Texto por: Ir. Liv Peralta Silva | FMA

Neste ano, marcado pelas tribulações e desafios causados pela pandemia do covid-19,o sofrimento e a morte fazem-nos experimentar a nossa fragilidade humana; mas, ao mesmo tempo, todos nos reconhecemos participantes de um forte desejo de vida e de libertação do mal. Neste contexto, o chamado à missão, o convite a sair de si mesmo por amor de Deus e do próximo aparece como oportunidade de partilha, serviço, intercessão. A missão que Deus confia a cada um faz passar do eu medroso e fechado ao eu resoluto e renovado pelo dom de si.

Em sua mensagem para o dia mundial das missões 2020,que será celebrado em 18 de outubro,  Papa Francisco afirma: “No sacrifício da cruz, onde se realiza a missão de Jesus Deus revela que o seu amor é por todos e cada um. E pede-nos a nossa disponibilidade pessoal para ser enviados, porque Ele é Amor em perene movimento de missão, sempre em saída de Si mesmo para dar vida.”

A Obra Social Madre Mazzarello em parceria com a Comunidade Evangélica Vida e Amor, que enviou 10 jovens e 3 adultos, para participarem da ação “Mãos que se ajudam” realizou no dia primeiro de agosto, a distribuição de  caldo de piranha com torrada aos adultos e macarronada e pizza de sardinha para as crianças do bairro Jatobazinho próximo a sede do Projeto Geniquinho. Foram servidas 120 refeições.

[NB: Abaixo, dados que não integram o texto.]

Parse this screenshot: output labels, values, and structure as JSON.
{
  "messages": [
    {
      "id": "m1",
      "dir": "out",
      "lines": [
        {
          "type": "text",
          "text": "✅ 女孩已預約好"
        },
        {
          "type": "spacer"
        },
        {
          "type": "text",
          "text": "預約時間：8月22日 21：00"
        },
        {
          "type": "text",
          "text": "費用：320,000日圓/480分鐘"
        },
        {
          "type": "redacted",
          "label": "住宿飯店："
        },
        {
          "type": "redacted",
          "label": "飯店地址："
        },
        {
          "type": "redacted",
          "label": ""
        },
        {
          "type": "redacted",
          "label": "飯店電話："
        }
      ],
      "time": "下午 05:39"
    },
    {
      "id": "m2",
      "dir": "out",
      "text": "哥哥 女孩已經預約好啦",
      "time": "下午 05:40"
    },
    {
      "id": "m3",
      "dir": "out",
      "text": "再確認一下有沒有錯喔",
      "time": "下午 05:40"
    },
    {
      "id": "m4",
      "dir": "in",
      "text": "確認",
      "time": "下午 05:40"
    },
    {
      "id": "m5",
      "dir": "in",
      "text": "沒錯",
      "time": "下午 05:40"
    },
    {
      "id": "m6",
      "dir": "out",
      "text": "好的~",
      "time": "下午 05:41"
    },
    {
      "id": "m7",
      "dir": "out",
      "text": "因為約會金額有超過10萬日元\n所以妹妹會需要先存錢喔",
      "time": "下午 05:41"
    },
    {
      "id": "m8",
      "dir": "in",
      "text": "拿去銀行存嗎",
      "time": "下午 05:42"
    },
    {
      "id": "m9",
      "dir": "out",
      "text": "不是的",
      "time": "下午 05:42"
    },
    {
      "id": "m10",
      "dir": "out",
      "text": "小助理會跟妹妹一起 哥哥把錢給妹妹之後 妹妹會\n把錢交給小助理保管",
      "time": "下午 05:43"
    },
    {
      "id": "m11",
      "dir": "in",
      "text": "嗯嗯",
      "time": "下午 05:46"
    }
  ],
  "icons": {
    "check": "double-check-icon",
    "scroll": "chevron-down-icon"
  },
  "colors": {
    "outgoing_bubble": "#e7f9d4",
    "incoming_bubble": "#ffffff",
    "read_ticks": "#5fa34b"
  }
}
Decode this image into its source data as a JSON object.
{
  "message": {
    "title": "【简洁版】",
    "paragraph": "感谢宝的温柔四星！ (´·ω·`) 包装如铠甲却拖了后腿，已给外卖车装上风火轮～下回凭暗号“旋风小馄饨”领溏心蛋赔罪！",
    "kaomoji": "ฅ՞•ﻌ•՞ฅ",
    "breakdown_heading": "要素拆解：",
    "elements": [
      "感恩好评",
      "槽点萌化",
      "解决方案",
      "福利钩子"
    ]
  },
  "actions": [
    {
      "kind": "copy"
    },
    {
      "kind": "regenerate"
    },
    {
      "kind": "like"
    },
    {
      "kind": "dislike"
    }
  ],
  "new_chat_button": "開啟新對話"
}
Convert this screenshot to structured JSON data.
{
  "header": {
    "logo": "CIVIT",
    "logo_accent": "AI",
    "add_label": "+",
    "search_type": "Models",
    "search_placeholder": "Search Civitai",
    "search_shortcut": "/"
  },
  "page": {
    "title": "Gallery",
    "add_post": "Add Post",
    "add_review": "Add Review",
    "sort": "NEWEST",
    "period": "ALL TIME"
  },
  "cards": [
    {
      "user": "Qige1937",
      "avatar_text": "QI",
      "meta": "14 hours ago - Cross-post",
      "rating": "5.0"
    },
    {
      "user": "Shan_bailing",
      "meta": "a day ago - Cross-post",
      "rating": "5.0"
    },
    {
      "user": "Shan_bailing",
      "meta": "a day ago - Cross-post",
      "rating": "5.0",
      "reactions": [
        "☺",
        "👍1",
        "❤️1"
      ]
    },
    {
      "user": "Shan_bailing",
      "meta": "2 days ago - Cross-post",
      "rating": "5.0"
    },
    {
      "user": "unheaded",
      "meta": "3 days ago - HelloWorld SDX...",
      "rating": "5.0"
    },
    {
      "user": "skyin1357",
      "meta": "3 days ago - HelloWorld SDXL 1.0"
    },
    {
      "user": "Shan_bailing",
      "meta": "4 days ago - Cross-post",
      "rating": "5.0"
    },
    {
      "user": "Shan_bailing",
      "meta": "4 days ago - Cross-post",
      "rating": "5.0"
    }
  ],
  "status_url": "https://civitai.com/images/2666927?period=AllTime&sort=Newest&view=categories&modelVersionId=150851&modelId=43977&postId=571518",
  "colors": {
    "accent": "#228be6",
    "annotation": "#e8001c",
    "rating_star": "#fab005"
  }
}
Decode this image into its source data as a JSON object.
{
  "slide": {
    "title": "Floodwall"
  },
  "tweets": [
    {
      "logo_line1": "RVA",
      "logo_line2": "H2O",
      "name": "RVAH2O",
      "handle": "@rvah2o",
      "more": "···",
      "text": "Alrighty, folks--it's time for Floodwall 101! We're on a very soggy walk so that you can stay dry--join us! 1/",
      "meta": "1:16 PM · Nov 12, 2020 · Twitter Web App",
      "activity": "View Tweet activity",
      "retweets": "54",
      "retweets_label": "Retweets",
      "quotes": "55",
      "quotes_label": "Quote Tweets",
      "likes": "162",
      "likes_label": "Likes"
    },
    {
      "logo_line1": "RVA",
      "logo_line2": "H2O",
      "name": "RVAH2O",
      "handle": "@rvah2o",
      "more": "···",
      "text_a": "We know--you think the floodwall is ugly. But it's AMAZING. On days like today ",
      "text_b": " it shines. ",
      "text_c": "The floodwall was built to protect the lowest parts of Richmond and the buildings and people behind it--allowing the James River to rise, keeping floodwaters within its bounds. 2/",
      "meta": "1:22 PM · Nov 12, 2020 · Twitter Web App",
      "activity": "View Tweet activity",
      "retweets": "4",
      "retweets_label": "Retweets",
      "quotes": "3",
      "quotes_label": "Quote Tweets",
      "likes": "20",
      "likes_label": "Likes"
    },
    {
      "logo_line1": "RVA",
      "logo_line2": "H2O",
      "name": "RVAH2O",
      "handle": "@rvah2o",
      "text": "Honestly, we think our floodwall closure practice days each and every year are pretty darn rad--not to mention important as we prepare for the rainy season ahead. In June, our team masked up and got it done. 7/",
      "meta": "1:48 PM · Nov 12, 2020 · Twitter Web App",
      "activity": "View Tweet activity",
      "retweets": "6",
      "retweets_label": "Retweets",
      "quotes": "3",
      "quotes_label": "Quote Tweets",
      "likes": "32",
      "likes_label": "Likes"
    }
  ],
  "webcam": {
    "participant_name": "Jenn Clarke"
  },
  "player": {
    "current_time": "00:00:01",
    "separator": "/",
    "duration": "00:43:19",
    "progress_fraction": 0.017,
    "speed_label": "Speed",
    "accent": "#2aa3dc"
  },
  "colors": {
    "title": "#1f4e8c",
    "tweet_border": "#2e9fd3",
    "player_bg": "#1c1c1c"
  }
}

Às 10 famílias anteriormente mapeadas através das visitas domiciliares realizadas pela assistente social Leidiane e pela Ir. Liv, foram doadas cestas básicas e kits de higiene.

Os jovens Nathalia e Thalles, escreveram, um depoimento sobre a experiência que fizeram.

“O que mais ouvimos nesse momento das autoridades competentes e meios de comunicação é ” fique em casa ” ou “proteja sua família “. E tendo em vista nossa real situação mundial, é o correto a se fazer, entretanto, resta uma indagação: Como ficar em casa, se sua casa não possui a estrutura necessária para a sua permanência nela?
Em meio a essa pandemia mundial que estamos enfrentando, se faz necessário ter esperança e união para com o próximo.
Quando chegou ao nosso conhecimento a cerca de uma região carente na cidade de Corumbá, nos causou certo espanto, por compreender que bem próximo a nós, existem pessoas que precisam de políticas públicas, mas a sua realidade é a extrema pobreza. Hoje não consigo parar de pensar em como eles estão, e o que estão fazendo para sobreviver. Sobreviver é uma palavra usada na prática na vida deles. Unimos forças e fomos a luta e tudo está se saindo bem. É só o começo.
Ajudar cada família é gratificante para a minha formação como ser humano, é valorizar cada momento em minha vida. Espero poder ajudar cada vez mais.”